After years of work and creative thinking, Rosenberg and his research partner, microbiologist Loretta Van Camp, had discovered something was causing cancer cells to elongate, but not divide—the first glimpses of cisplatin’s effect as a treatment.
“They knew exactly what that meant,” says James Hoeschele, who later worked with the team on the discovery of carboplatin, an updated, less-toxic form of cisplatin. Rosenberg and Van Camp understood that this elongation interfered with DNA replication, killing the fastest-proliferating cells, which in theory are carcinogenic.
The researchers would face challenges along the way.
When it came time for the independent replication of their results, the experiment failed. But Van Camp noticed the stock solutions used to host the bacteria were being bleached by the sunlight entering the windows of the new lab setting, thus causing the solution to become more concentrated. Something as simple as the existence of windows where none had been previously had changed the outcome of the experiment.

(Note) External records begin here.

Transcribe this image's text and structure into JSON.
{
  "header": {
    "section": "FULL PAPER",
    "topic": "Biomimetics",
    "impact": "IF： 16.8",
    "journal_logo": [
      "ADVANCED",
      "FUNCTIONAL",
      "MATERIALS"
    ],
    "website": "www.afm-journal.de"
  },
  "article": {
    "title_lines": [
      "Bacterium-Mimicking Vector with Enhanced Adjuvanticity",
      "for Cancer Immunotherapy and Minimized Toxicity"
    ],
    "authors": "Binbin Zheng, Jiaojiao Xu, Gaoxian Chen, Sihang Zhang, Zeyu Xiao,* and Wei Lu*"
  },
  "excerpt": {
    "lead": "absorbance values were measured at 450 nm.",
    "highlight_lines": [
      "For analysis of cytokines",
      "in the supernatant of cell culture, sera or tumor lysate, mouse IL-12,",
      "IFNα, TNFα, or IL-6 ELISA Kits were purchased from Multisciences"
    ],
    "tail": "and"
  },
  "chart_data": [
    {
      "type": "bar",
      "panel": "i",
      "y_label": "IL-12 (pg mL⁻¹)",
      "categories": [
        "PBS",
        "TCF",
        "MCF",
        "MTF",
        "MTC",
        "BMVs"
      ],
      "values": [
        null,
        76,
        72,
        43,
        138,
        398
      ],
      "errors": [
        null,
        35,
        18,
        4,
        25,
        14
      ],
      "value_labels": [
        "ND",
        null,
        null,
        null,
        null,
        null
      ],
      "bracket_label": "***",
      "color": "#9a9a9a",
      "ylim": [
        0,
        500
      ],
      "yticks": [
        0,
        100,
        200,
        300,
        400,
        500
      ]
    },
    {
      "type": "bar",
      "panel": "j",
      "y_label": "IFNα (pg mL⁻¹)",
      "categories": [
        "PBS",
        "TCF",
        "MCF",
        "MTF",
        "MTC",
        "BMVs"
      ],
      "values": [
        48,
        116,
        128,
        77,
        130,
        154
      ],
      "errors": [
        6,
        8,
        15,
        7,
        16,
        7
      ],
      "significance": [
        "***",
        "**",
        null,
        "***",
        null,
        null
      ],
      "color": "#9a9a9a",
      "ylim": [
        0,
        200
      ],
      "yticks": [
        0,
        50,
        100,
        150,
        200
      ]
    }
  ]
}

“It was a serendipitous moment,” Hoeschele says. “Loretta’s observation skills were exceptional.”
The scientists recreated the environment from their original lab and the experiment worked.

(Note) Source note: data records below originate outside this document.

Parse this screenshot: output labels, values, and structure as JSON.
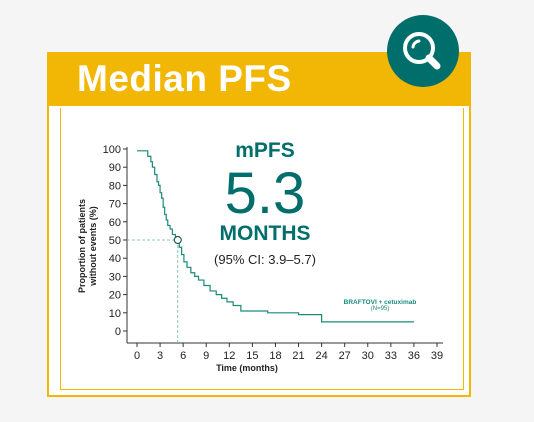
{
  "banner": {
    "title": "Median PFS"
  },
  "icon": {
    "name": "magnifier-icon"
  },
  "summary": {
    "label": "mPFS",
    "value": "5.3",
    "unit": "MONTHS",
    "ci": "(95% CI: 3.9–5.7)"
  },
  "legend": {
    "series_name": "BRAFTOVI + cetuximab",
    "n": "(N=95)"
  },
  "colors": {
    "accent": "#f2b705",
    "teal": "#006e6b",
    "curve": "#1a8a7a"
  },
  "chart_data": {
    "type": "line",
    "xlabel": "Time (months)",
    "ylabel": "Proportion of patients without events (%)",
    "xlim": [
      0,
      39
    ],
    "ylim": [
      0,
      100
    ],
    "xticks": [
      "0",
      "3",
      "6",
      "9",
      "12",
      "15",
      "18",
      "21",
      "24",
      "27",
      "30",
      "33",
      "36",
      "39"
    ],
    "yticks": [
      "0",
      "10",
      "20",
      "30",
      "40",
      "50",
      "60",
      "70",
      "80",
      "90",
      "100"
    ],
    "median": {
      "x": 5.3,
      "y": 50
    },
    "series": [
      {
        "name": "BRAFTOVI + cetuximab",
        "x": [
          0,
          1.4,
          1.8,
          2.0,
          2.3,
          2.6,
          2.8,
          3.0,
          3.2,
          3.4,
          3.6,
          3.8,
          4.0,
          4.3,
          4.6,
          5.0,
          5.3,
          5.5,
          5.8,
          6.1,
          6.5,
          7.0,
          7.5,
          8.0,
          8.7,
          9.5,
          10.3,
          11.0,
          11.7,
          12.5,
          13.5,
          17.0,
          21.0,
          24.0,
          36.0
        ],
        "y": [
          99,
          96,
          93,
          90,
          86,
          82,
          80,
          76,
          73,
          68,
          64,
          61,
          58,
          56,
          53,
          51,
          50,
          46,
          42,
          38,
          35,
          32,
          30,
          28,
          25,
          22,
          20,
          18,
          16,
          14,
          11,
          10,
          9,
          5,
          5
        ]
      }
    ]
  }
}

The team—which by then included graduate student Thomas Krigas, credited as the third co-inventor of the treatment—spent the next five years injecting every possible variable that could affect bacterial growth into the experiment. They altered the physical conditions, including voltage, current and temperatures, as well as other variables to determine the causative agent before settling upon the precise compound.

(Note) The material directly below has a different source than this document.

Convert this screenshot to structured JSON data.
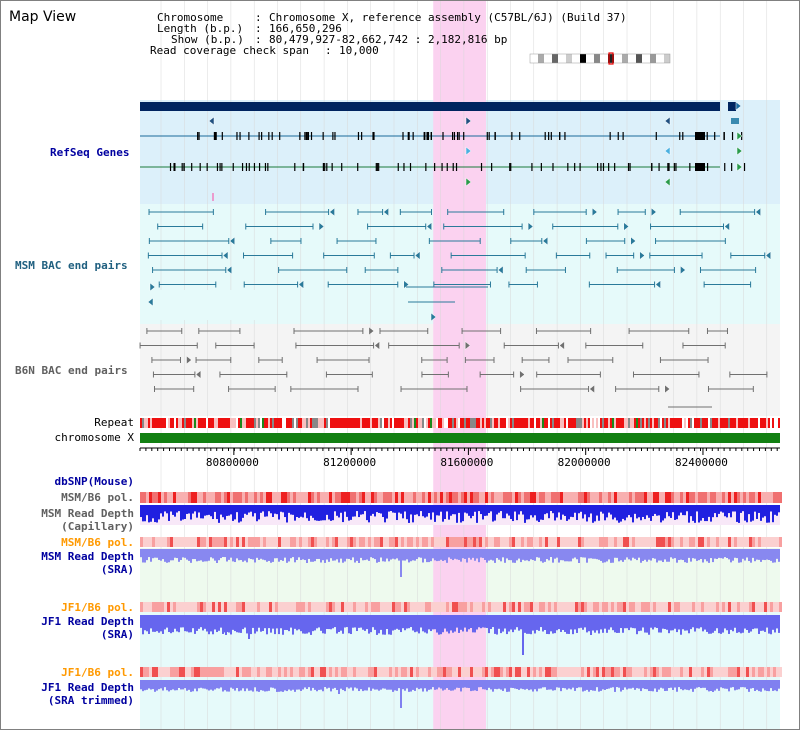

The rest is cancer-fighting history.
Fueling new research and discovery
The discovery, patenting and FDA approval of cisplatin—often called the “penicillin of cancer drugs”—was a 13-year process, an unusually brief period of time in the research world.
“These are home runs that happen very rarely,” says Richard Chylla, executive director of MSU Technologies, which facilitates the commercial development and public use of technologies and copyrightable materials developed by MSU faculty and staff.
“This is one of those handful of success stories where the impact of its discovery is far more important than the money the discovery made,” Chylla says. “Cisplatin has had a huge impact on society. It’s a cancer workhorse.”
Four decades later, cisplatin also is making new discoveries possible every day at MSU.
Royalties earned from sales of cisplatin and its derivative, carboplatin, fuel the work of and investments by the MSU Foundation—an independent, nonprofit corporation—through offices such as MSU Technologies. There, it supports investments in research and economic development initiatives through the commercialization of cutting-edge technologies invented by MSU faculty, staff and students.
“The fact that I work in an office that is the legacy of something like this is huge,” Chylla says. “The royalties allowed us to build capacity, fund research, do a lot of things, but when we look at the success of our office, we’re looking at what kind of impact we have. This discovery has literally saved millions of lives.”
Thriving after a cancer diagnosis
One of those lives saved was Scott Hamilton’s.
After 12 weeks of treatment with cisplatin, his testicular cancer was cured. Since then, he’s also successfully battled brain cancer twice.
“The fact that I’m still here 21 years later is kind of awesome,” says Hamilton, whose Scott Hamilton CARES Foundation works to support innovative cancer treatment research.
Hamilton says if cisplatin hadn’t saved his life, he wouldn’t have been able to do the work he’s doing now.
“I’m grateful,” he says. “It’s great to celebrate its discovery. It’s right up there with penicillin, polio vaccines, all these great drugs that have saved all these lives—and what’s happened because of those lives being saved. It’s like the butterfly effect. You don’t know the ramifications of a discovery like this.
“I’d tell anyone who would listen that the greatest gifts given are to those who may never know the origin of that gift,” he says. “I didn’t know Michigan State University developed cisplatin. It’s amazing. I can now say ‘thank you’ for giving my life back.”